Much of America’s moderate conservative and liberal establishment seems to have spent the campaign going through the motions of political normalcy, hoping to stir the system into resilience by operation of muscle memory. It doesn’t work.
But ringing the alarm at the spectre of fascism doesn’t work either. There is no doubt that Trump’s temperament and ambitions are fascistic. He admires dictators, lusts after absolute power, speaks of political critics as enemies and boasts of his willingness to crush them with armed organs of the state.
And yet calling that kind of politics by its proper name doesn’t provoke any scruple among his supporters. Partly that is because the currency of comparison with 20th-century dictators has been dulled by overuse. “Fascist” is a label that has been applied too casually and too often as unthinking abuse to be rehabilitated as a tool with moral precision and rhetorical impact more than 100 years after it was coined.

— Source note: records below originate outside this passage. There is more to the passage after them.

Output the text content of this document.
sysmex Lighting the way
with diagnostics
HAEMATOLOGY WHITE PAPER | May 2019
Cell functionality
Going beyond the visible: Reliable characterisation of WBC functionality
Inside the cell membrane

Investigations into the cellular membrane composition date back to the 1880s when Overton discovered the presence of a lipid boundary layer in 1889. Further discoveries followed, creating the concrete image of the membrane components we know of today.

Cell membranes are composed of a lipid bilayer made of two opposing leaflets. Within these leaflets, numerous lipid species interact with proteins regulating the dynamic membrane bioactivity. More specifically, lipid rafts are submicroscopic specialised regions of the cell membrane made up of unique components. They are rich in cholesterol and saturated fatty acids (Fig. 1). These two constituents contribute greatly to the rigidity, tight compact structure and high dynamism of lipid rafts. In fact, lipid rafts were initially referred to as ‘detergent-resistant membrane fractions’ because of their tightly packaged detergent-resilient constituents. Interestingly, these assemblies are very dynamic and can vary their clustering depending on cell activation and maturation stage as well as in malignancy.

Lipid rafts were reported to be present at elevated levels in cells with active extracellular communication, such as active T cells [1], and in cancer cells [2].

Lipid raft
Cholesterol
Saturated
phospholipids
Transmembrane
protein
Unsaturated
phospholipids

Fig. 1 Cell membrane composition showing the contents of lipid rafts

That doesn’t mean the lessons of the 1920s and 1930s are irrelevant to the current predicament. It is easy to find disturbing parallels, and the connection can’t be ignored when white supremacists and card-carrying neo-Nazis are an active cadre in the new radical-right coalition.
But there is also a danger for liberal opinion in leaning too heavily on the familiar cautionary tales from history.
Casting the threat as a resurgence of something old – a zombie ideology risen from its postwar grave – preserves the convenient idea of liberal democracy as the more modern and more highly evolved political system. It is the instinct to dismiss nationalism as an ideological retirement home for angry white people whose skills don’t equip them to compete in a dynamic, globalised economy, and who express their frustration as bigoted reaction against progressive social change.
There might be a dose of truth in that analysis – but it doesn’t contain an argument in favour of liberal democracy, beyond the implication that only stupid, bad people oppose it. Unsurprisingly, those same people don’t find that argument very persuasive.
The awkward truth for those of us who rally in defence of liberal democracy today is that it has undergone no obvious renewal since its peak at the end of the last century. We, no less than the nationalists, are imprisoned by nostalgia, wishing the future could be more like the past. And so we find ourselves constantly testing the limits of analogue protection against a virus that is digitally borne.